Anywho, Donnie took me to another camp about a half an hour or so after ending up at this one.
Oh by the way, I just texted a guy who I haven’t talked to in the six years since I’ve been here, so hopefully he can help me with some details about the camps.
Anyway, we drove about twenty or thirty minutes away to two camps that were along a river. They were giant. I’m talking these camps had the complex infrastructure similar to that of a Germanic horde. Hippie and injun infrastructure - but still, you even had some modest buildings constructed by volunteer carpenters who were sympathetic to the cause. Funnily enough, it seems all the useful people started to disappear as these camps were closed down, there became an issue with spies and feds, and the intrusion of bandits and ne’er-do-wells made trustworthiness and univocality completely break down.

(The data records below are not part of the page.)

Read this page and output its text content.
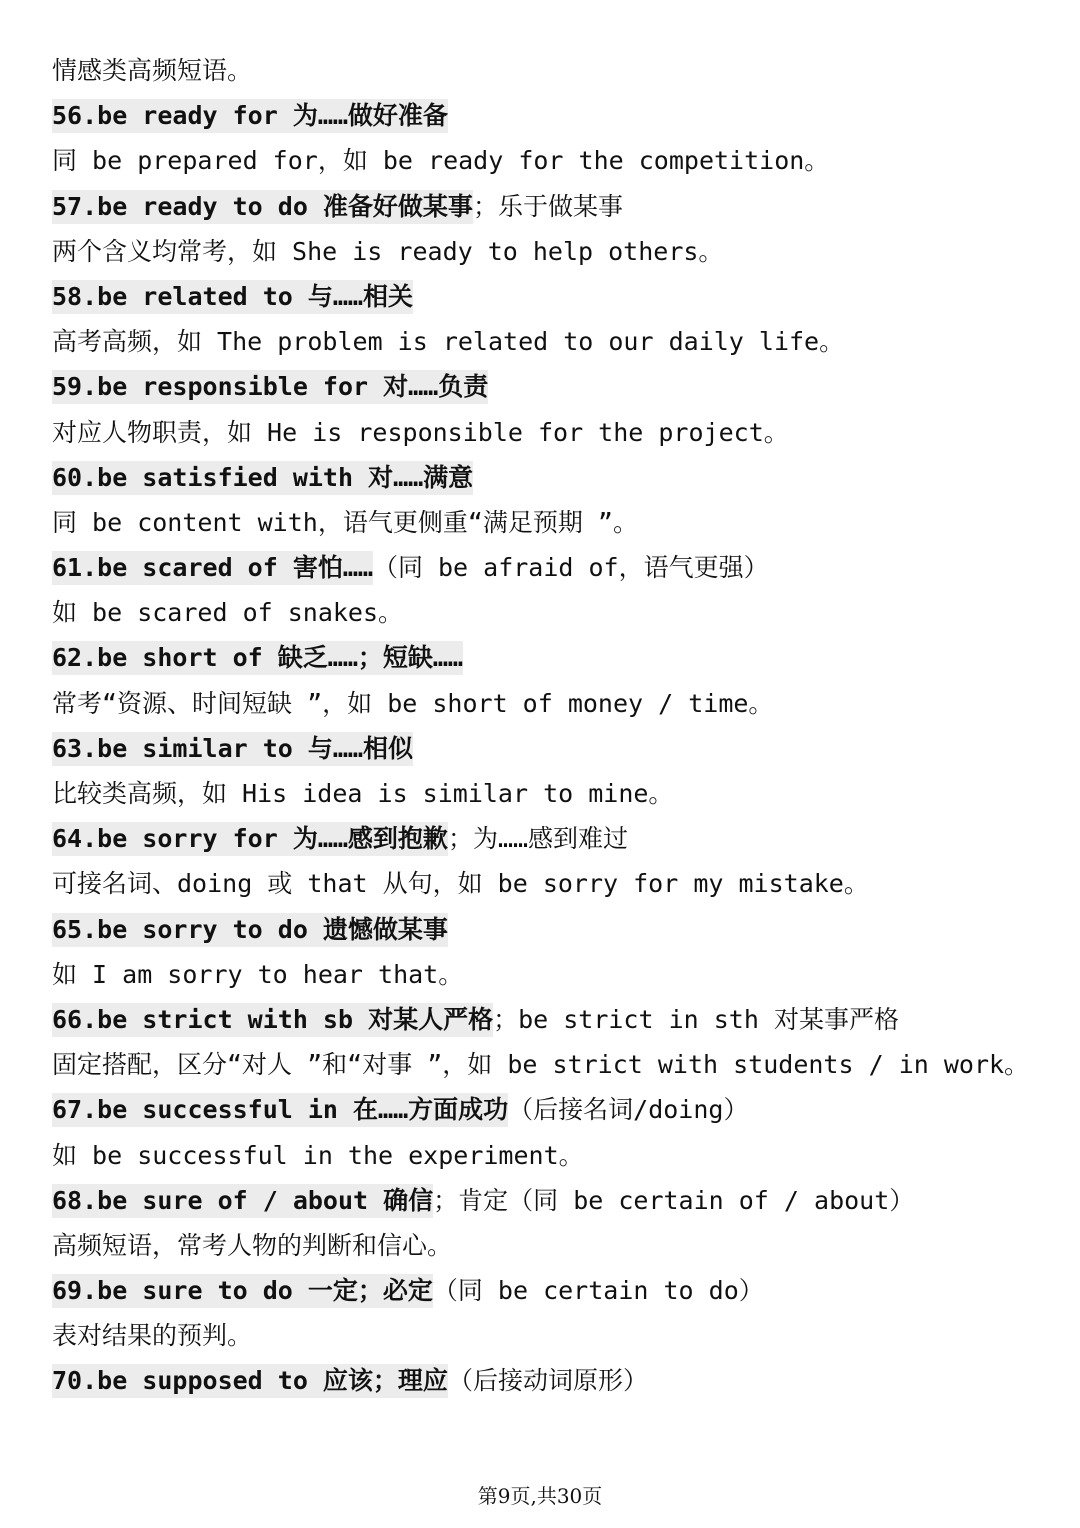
情感类高频短语。
56.be ready for 为……做好准备
同 be prepared for，如 be ready for the competition。
57.be ready to do 准备好做某事；乐于做某事
两个含义均常考，如 She is ready to help others。
58.be related to 与……相关
高考高频，如 The problem is related to our daily life。
59.be responsible for 对……负责
对应人物职责，如 He is responsible for the project。
60.be satisfied with 对……满意
同 be content with，语气更侧重“满足预期 ”。
61.be scared of 害怕……（同 be afraid of，语气更强）
如 be scared of snakes。
62.be short of 缺乏……；短缺……
常考“资源、时间短缺 ”，如 be short of money / time。
63.be similar to 与……相似
比较类高频，如 His idea is similar to mine。
64.be sorry for 为……感到抱歉；为……感到难过
可接名词、doing 或 that 从句，如 be sorry for my mistake。
65.be sorry to do 遗憾做某事
如 I am sorry to hear that。
66.be strict with sb 对某人严格；be strict in sth 对某事严格
固定搭配，区分“对人 ”和“对事 ”，如 be strict with students / in work。
67.be successful in 在……方面成功（后接名词/doing）
如 be successful in the experiment。
68.be sure of / about 确信；肯定（同 be certain of / about）
高频短语，常考人物的判断和信心。
69.be sure to do 一定；必定（同 be certain to do）
表对结果的预判。
70.be supposed to 应该；理应（后接动词原形）
第9页,共30页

For the next week or so I’d stay at this camp, occasionally going to the one across the river. These two camps were night and day in terms of organization and types of people. The one I seldom visited was a lot more guarded, and the people there were a bit more “extreme” if you wanna put it that way. They wanted to be rabble-rousers. Albeit organized rabble-rousers. The camp I stayed at seemed to have the softer variety of hippie that wasn’t hellbent on LARPing as guerillas.

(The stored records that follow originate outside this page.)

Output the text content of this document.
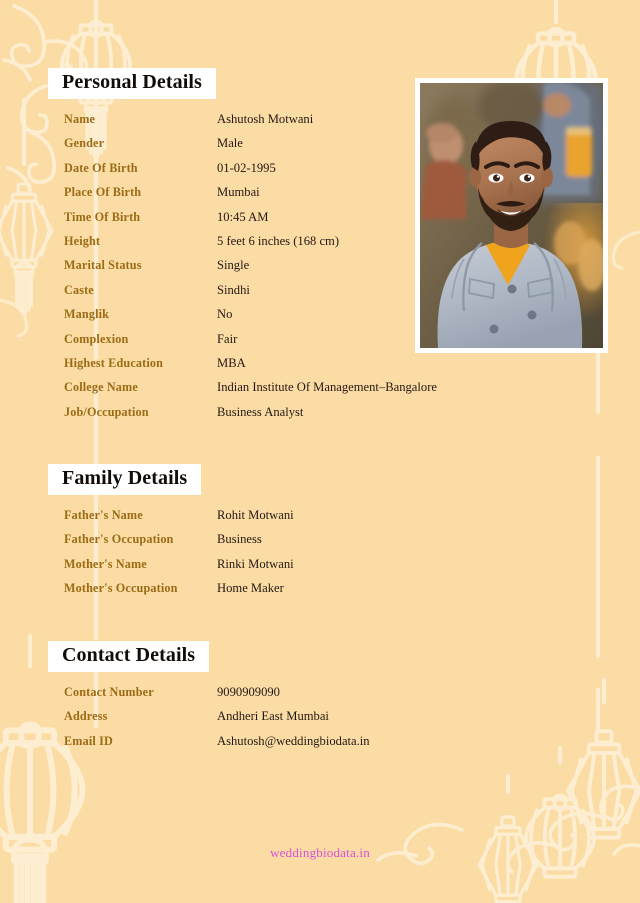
Personal Details
Name	Ashutosh Motwani
Gender	Male
Date Of Birth	01-02-1995
Place Of Birth	Mumbai
Time Of Birth	10:45 AM
Height	5 feet 6 inches (168 cm)
Marital Status	Single
Caste	Sindhi
Manglik	No
Complexion	Fair
Highest Education	MBA
College Name	Indian Institute Of Management–Bangalore
Job/Occupation	Business Analyst
Family Details
Father's Name	Rohit Motwani
Father's Occupation	Business
Mother's Name	Rinki Motwani
Mother's Occupation	Home Maker
Contact Details
Contact Number	9090909090
Address	Andheri East Mumbai
Email ID	Ashutosh@weddingbiodata.in
weddingbiodata.in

My relationship with Donald immediately soured as I realized the type of guy he was, and would actively distance myself from him. Nobody trusted him, though the better people seemed to have pity for him. He wasn’t even among the worst people I met there. He was just pathetic. Not pathological or psychopathic like the bulk of the hippies who’d been left over.

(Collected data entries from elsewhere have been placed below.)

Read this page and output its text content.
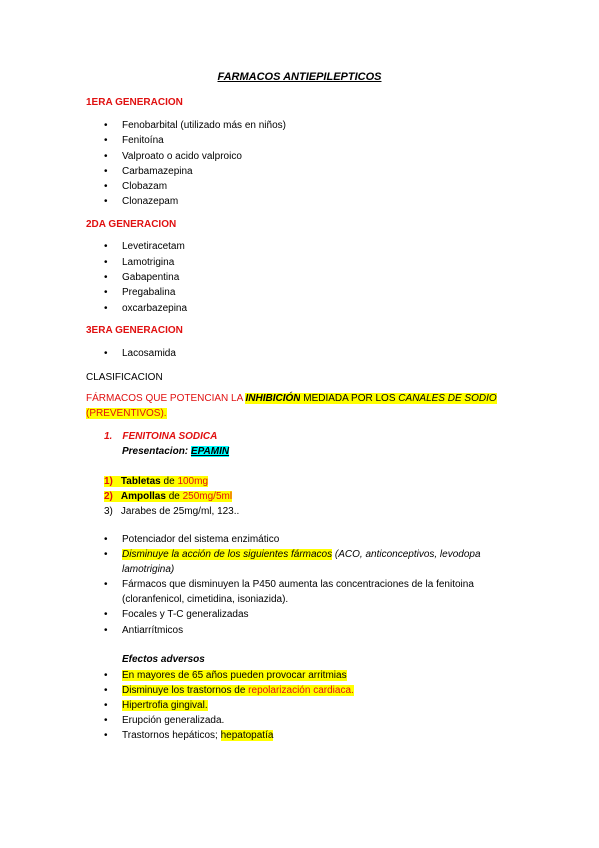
FARMACOS ANTIEPILEPTICOS
1ERA GENERACION
• Fenobarbital (utilizado más en niños)
• Fenitoína
• Valproato o acido valproico
• Carbamazepina
• Clobazam
• Clonazepam
2DA GENERACION
• Levetiracetam
• Lamotrigina
• Gabapentina
• Pregabalina
• oxcarbazepina
3ERA GENERACION
• Lacosamida
CLASIFICACION
FÁRMACOS QUE POTENCIAN LA INHIBICIÓN MEDIADA POR LOS CANALES DE SODIO
(PREVENTIVOS).
1. FENITOINA SODICA
Presentacion: EPAMIN
1) Tabletas de 100mg
2) Ampollas de 250mg/5ml
3) Jarabes de 25mg/ml, 123..
• Potenciador del sistema enzimático
• Disminuye la acción de los siguientes fármacos (ACO, anticonceptivos, levodopa
lamotrigina)
• Fármacos que disminuyen la P450 aumenta las concentraciones de la fenitoina
(cloranfenicol, cimetidina, isoniazida).
• Focales y T-C generalizadas
• Antiarrítmicos
Efectos adversos
• En mayores de 65 años pueden provocar arritmias
• Disminuye los trastornos de repolarización cardiaca.
• Hipertrofia gingival.
• Erupción generalizada.
• Trastornos hepáticos; hepatopatía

Background on Standing Rock and DAPL
It might be helpful if I give some background to what this protest even was so that you don’t have to go read the immense wikipedia page. If you’ll remember, back in the mid 2010s there was a string of protests all throughout the Sioux Nation, and eventually breaking out across the whole US, in reaction to DAPL (Dakota Access Pipeline). At first, the protest was heavily made up of Sioux peoples (Lakota, Dakota, Nakota, and some others, those are just the easiest to remember for obvious reasons lol). Their prime issue was about the “poisoning of water and mother earth” from the pipeline possibly leaking into the ground. Then it became more about Native American land rights and regionalism. Then it got a little more extreme in a myriad of ways. Not soon after the protests broke out, whitey from the west coast butted in and quickly turned the entire protest into yet another free love psyop with rainbow flags, egalitarianism, and all. I’ll talk about it at some other point, but if you learn about indigineous cultures of America, they were by no means egalitarian in the way that white liberals try to paint them. It’s insane how revisionist the left have become on indians’ cultures.